I still love shopping the day after Thanksgiving. This year, my aunt and I will probably only hit one mall, and the big dinner is mercifully at my granddaughter’s house, so cooking is much easier. But on Friday, I’ll still wear my Christmas sweater and get my eggnog shake!
I know many people dread Black Friday, and although they blame the crowds, I also think that holiday shopping can be very stressful. I can’t help with all your shopping woes, but I can give you some financial tips to make the activity easier.
First, don’t wait until the last minute to do your shopping. You don’t need to go out over Thanksgiving weekend, but you probably shouldn’t wait until Christmas Eve. Procrastinating won’t give you time to compare prices, and you will typically buy anything you see without even considering the cost.
Next, shop with a list, and don’t get lured in by fancy “End Cap” items you don’t really need. If you can’t resist and make an impulse purchase, try to fit it into your list and cut out another item.
Additionally, use coupons and look for online discounts. Take the time to cut them out or download them onto your phone. Also, check for promises by merchants for refunds if the item drops in cost before New Year’s. Even saving ten percent can help.

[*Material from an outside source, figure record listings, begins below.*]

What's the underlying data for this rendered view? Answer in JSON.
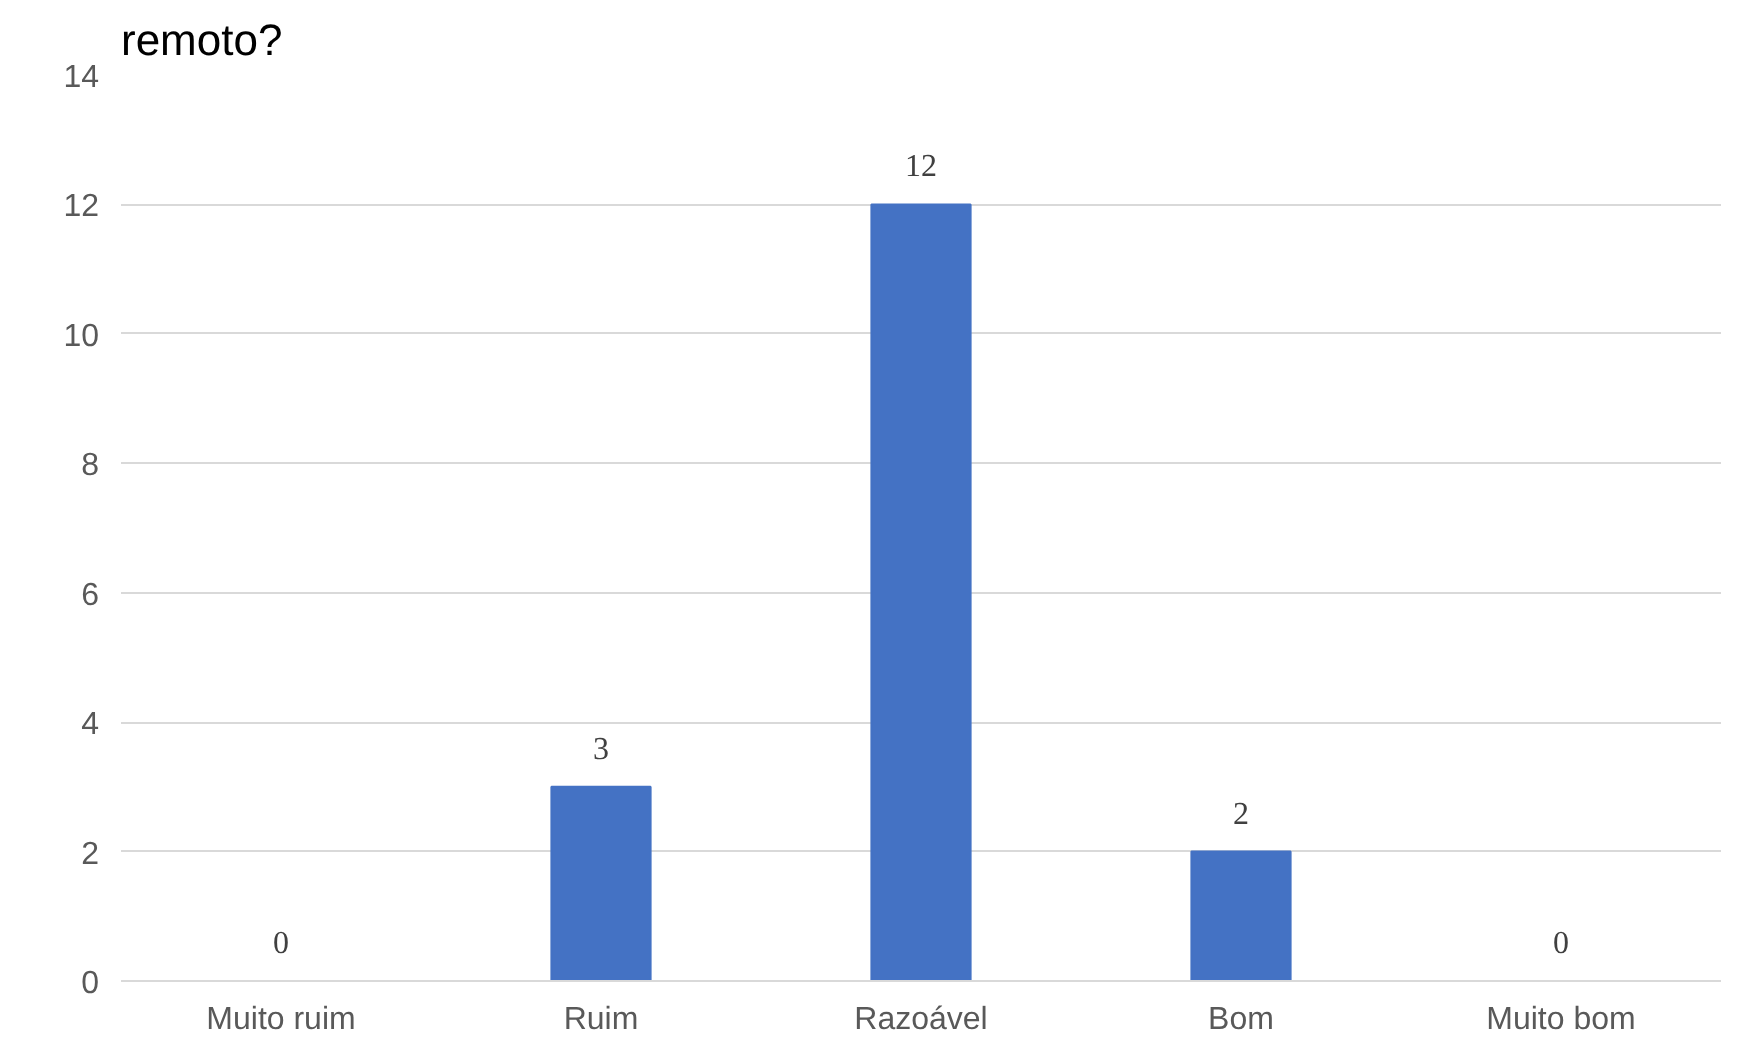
{
  "chart_data": {
    "type": "bar",
    "title": "remoto?",
    "categories": [
      "Muito ruim",
      "Ruim",
      "Razoável",
      "Bom",
      "Muito bom"
    ],
    "values": [
      0,
      3,
      12,
      2,
      0
    ],
    "color": "#4472c4",
    "ylim": [
      0,
      14
    ],
    "yticks": [
      0,
      2,
      4,
      6,
      8,
      10,
      12,
      14
    ],
    "grid": "y",
    "data_labels": true
  }
}
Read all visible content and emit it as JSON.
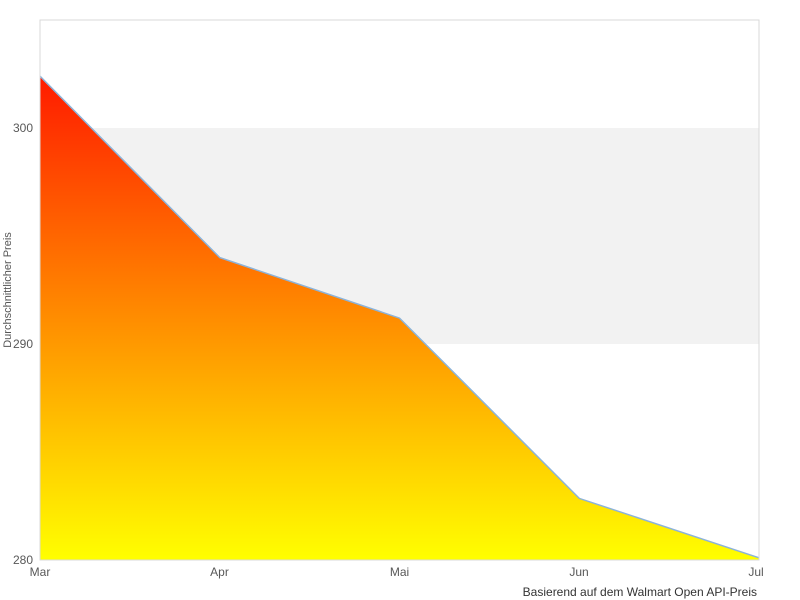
{
  "chart_data": {
    "type": "area",
    "categories": [
      "Mar",
      "Apr",
      "Mai",
      "Jun",
      "Jul"
    ],
    "values": [
      302.4,
      294.0,
      291.2,
      282.85,
      280.1
    ],
    "title": "",
    "xlabel": "",
    "ylabel": "Durchschnittlicher Preis",
    "caption": "Basierend auf dem Walmart Open API-Preis",
    "ylim": [
      280,
      305
    ],
    "yticks": [
      280,
      290,
      300
    ],
    "grid": false,
    "legend_position": "none",
    "plot_band": {
      "from": 290,
      "to": 300,
      "color": "#f2f2f2"
    },
    "area_gradient": {
      "top": "#ff0000",
      "bottom": "#ffff00"
    },
    "line_color": "#8cb3d9",
    "plot_border_color": "#d9d9d9",
    "background_color": "#ffffff"
  }
}
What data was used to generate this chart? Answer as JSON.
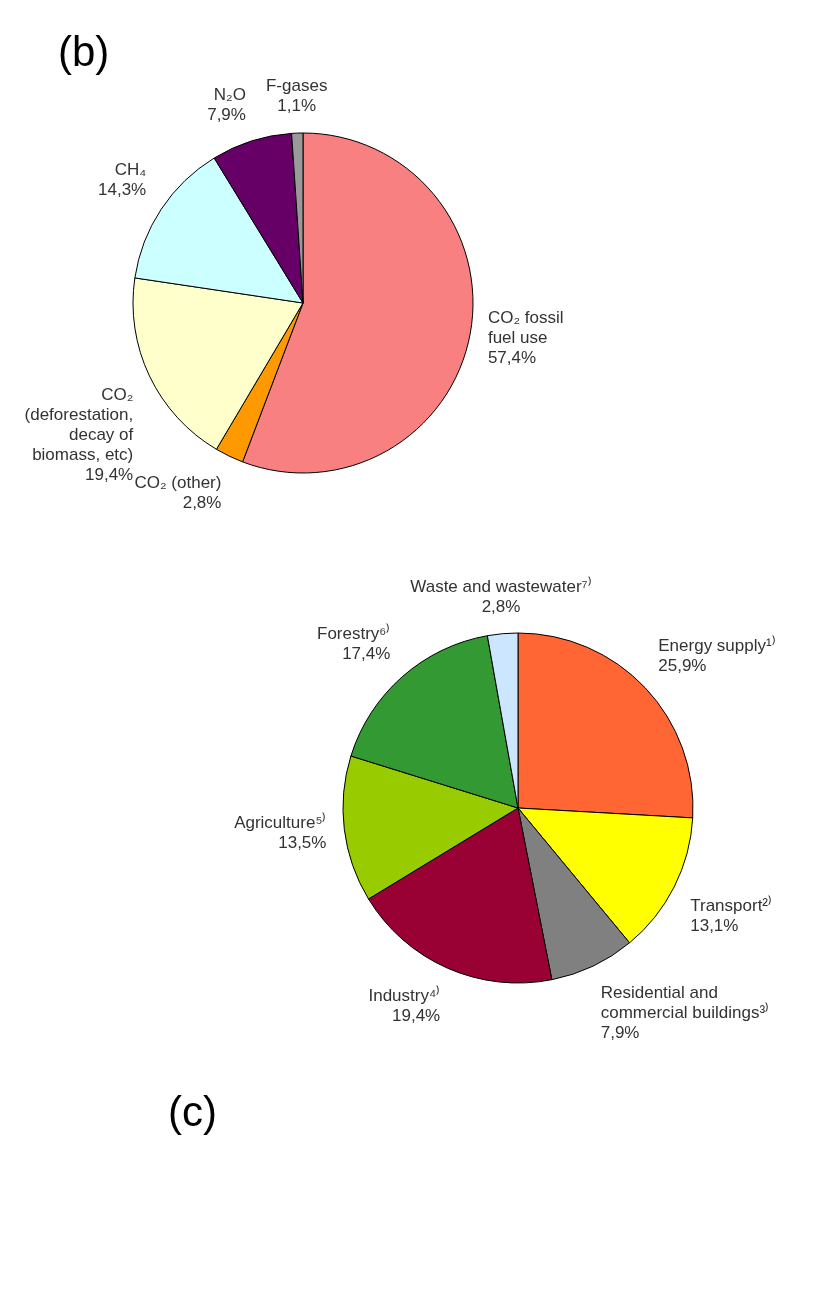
{
  "chart_data": [
    {
      "type": "pie",
      "title": "(b)",
      "categories": [
        "CO₂ fossil fuel use",
        "CO₂ (other)",
        "CO₂ (deforestation, decay of biomass, etc)",
        "CH₄",
        "N₂O",
        "F-gases"
      ],
      "values": [
        57.4,
        2.8,
        19.4,
        14.3,
        7.9,
        1.1
      ],
      "value_labels": [
        "57,4%",
        "2,8%",
        "19,4%",
        "14,3%",
        "7,9%",
        "1,1%"
      ],
      "colors": [
        "#f88080",
        "#ff9900",
        "#ffffcc",
        "#ccffff",
        "#660066",
        "#999999"
      ]
    },
    {
      "type": "pie",
      "title": "(c)",
      "categories": [
        "Energy supply¹⁾",
        "Transport²⁾",
        "Residential and commercial buildings³⁾",
        "Industry⁴⁾",
        "Agriculture⁵⁾",
        "Forestry⁶⁾",
        "Waste and wastewater⁷⁾"
      ],
      "values": [
        25.9,
        13.1,
        7.9,
        19.4,
        13.5,
        17.4,
        2.8
      ],
      "value_labels": [
        "25,9%",
        "13,1%",
        "7,9%",
        "19,4%",
        "13,5%",
        "17,4%",
        "2,8%"
      ],
      "colors": [
        "#ff6633",
        "#ffff00",
        "#808080",
        "#990033",
        "#99cc00",
        "#339933",
        "#cce6ff"
      ]
    }
  ]
}
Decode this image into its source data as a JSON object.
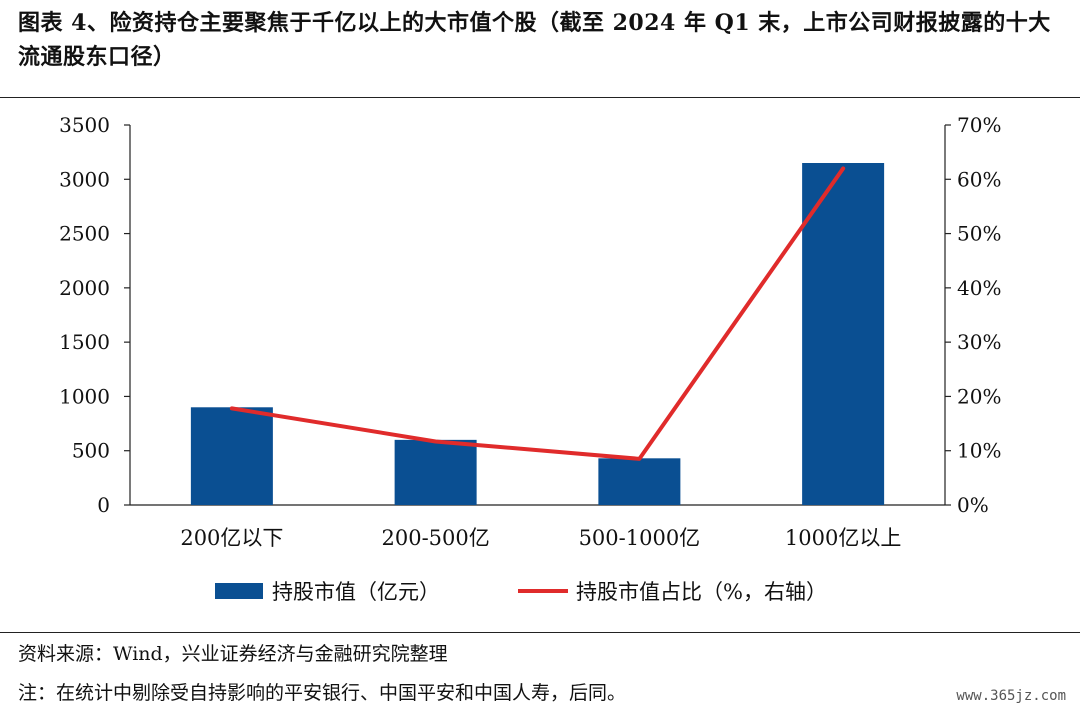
{
  "figure": {
    "title": "图表 4、险资持仓主要聚焦于千亿以上的大市值个股（截至 2024 年 Q1 末，上市公司财报披露的十大流通股东口径）",
    "source": "资料来源：Wind，兴业证券经济与金融研究院整理",
    "footnote": "注：在统计中剔除受自持影响的平安银行、中国平安和中国人寿，后同。",
    "watermark": "www.365jz.com"
  },
  "chart_data": {
    "type": "bar",
    "categories": [
      "200亿以下",
      "200-500亿",
      "500-1000亿",
      "1000亿以上"
    ],
    "series": [
      {
        "name": "持股市值（亿元）",
        "type": "bar",
        "axis": "left",
        "values": [
          900,
          600,
          430,
          3150
        ],
        "color": "#0a4f92"
      },
      {
        "name": "持股市值占比（%，右轴）",
        "type": "line",
        "axis": "right",
        "values": [
          17.8,
          11.7,
          8.5,
          62.0
        ],
        "color": "#e02b2b"
      }
    ],
    "y_left": {
      "range": [
        0,
        3500
      ],
      "ticks": [
        "0",
        "500",
        "1000",
        "1500",
        "2000",
        "2500",
        "3000",
        "3500"
      ]
    },
    "y_right": {
      "range": [
        0,
        70
      ],
      "ticks": [
        "0%",
        "10%",
        "20%",
        "30%",
        "40%",
        "50%",
        "60%",
        "70%"
      ]
    },
    "grid": false,
    "legend_position": "bottom"
  }
}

I know we want our kids and grandkids to have wonderful holidays, but don’t rush out to buy something the minute children or teens express interest. Wait a few days or a couple of weeks to see if it’s a recurring request or just something they thought was cool. It’s also okay to tell them that you (or Santa) can’t bring everything, so they need to let you know what they want the very most.
The holidays are also an opportunity to teach our children to be generous. Let them donate canned goods or help serve a holiday meal for the less fortunate. It’s also nice if they can purchase small gifts for siblings or friends. Dollar-type stores often have many fun items at low prices.
To help with next year’s costs, track your holiday spending this year, and remember to include the price of meals. Then, create a savings plan for 2024. If you can’t save enough in ten months, you might want to spend less.
Finally, remember that the real joy of the holidays is spending time together, not buying things. Create memories—even if it’s as simple as drinking hot chocolate while you drive around and look at lights. Better still, revive old family traditions. If you don’t have any, make some. You and your family and friends will treasure them forever.